I remember my exact thoughts when we drove home empty handed from the hospital after loss number two. 

"I don't know if I'll recover from this."

Honestly. I wasn't sure. When I think about that car ride I can remember exactly how I felt. It was almost an out of body experience. It wasn't like I knew I would never be the same. That much was a given. It was more of a feeling of deep darkness within my spirit. It was the feeling of sorrow to a degree that I hope to never experience again. In the past when I had gone through hard things, I had the knowledge within my heart that I would be okay, even though I may not have felt it at the time. I did not feel that after my girls. Not at all. Especially after loss number two. Sweet Elsie.

Opportunities to share about our story and about our girls and about our adoption continue to arise as time goes on, and as I stared at the pages of this local magazine that featured our story, I was struck with a feeling that I don't know I've had before in regards to losing our first two.


I felt grateful.

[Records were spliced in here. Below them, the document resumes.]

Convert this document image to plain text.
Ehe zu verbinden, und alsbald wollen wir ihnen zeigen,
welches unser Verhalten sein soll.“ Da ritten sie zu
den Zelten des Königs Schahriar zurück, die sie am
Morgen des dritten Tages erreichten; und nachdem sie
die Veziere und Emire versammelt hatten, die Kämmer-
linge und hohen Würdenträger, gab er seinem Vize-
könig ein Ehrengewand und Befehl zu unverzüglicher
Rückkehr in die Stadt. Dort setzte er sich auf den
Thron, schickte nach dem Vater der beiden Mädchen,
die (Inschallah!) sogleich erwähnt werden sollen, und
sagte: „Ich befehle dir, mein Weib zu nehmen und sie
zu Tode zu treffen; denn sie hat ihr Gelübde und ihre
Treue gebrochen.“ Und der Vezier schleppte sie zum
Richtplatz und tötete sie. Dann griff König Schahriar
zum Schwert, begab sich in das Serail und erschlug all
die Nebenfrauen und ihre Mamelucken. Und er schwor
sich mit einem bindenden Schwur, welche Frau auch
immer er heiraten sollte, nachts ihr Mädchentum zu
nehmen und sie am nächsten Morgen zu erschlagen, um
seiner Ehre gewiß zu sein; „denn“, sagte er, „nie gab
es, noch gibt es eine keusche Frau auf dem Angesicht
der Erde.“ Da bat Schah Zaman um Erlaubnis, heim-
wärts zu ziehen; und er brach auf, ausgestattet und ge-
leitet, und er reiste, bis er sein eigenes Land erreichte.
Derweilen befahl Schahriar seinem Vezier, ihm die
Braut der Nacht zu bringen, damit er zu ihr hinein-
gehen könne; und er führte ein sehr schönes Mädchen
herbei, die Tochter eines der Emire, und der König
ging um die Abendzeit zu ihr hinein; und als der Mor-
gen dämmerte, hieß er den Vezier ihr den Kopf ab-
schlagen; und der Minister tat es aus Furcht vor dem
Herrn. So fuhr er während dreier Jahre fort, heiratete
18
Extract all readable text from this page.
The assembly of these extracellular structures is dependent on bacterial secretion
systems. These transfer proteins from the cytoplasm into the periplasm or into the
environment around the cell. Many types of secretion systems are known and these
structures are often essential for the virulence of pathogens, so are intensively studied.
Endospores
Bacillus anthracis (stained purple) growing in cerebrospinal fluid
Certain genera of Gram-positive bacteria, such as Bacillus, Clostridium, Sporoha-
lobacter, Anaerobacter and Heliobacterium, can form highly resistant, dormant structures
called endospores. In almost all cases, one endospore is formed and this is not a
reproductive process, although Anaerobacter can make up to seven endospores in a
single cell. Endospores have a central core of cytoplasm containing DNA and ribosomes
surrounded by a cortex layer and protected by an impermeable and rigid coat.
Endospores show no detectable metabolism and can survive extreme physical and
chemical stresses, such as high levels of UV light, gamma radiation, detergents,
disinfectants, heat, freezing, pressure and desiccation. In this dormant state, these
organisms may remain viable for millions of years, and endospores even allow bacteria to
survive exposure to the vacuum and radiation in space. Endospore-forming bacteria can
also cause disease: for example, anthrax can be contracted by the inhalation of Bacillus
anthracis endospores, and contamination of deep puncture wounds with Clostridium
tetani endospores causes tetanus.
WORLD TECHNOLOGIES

Not grateful for the opportunity, specifically (although I am!) Not grateful for my girls in general. Not grateful for our story (I'm not grateful that my kids died, y'all.) 

I felt grateful that God chooses to give me a voice to speak about hardship and equips me with the strength to do it. After Elsie left, I feared that if I didn't talk about it publicly as soon as possible, everyone would forget about my girls and their legacy and the hope that is to be found. I do not crave the spotlight in any sort of way, I didn't choose this. I'd rather live a long life with my three children than be asked to write and speak about the deaths of the first two. But I craved that my girls would be known. More than anything, I wanted them to be remembered. But honestly, during those first few months I couldn't muster up the strength to share much more than a few blog posts every now and again because the courage just wasn't there. I was so sad. And there still are so many sad days. So many weak days.

So when people tell me I'm strong for sharing more now, or when they tell me that I'm brave, really what they are seeing is that I am equipped. I don't feel strong. Really, I don't. I feel weak. I stare at pictures of my children who are not here and I weep. 

But I feel equipped. And I did not feel equipped before. The Lord continues to give me little ounces of courage at a time. He nudges my heart and he breathes truth into my lungs. I know that my girls will not be forgotten because their lives were too mighty not to be remembered. Their Maker is too mighty not to be noticed. 

So if you're ever wondering what it feels like to talk about them or to write about them or to speak about them. It feels scary. It feels sad. It feels like heartache mixed with hope. But it also feels right.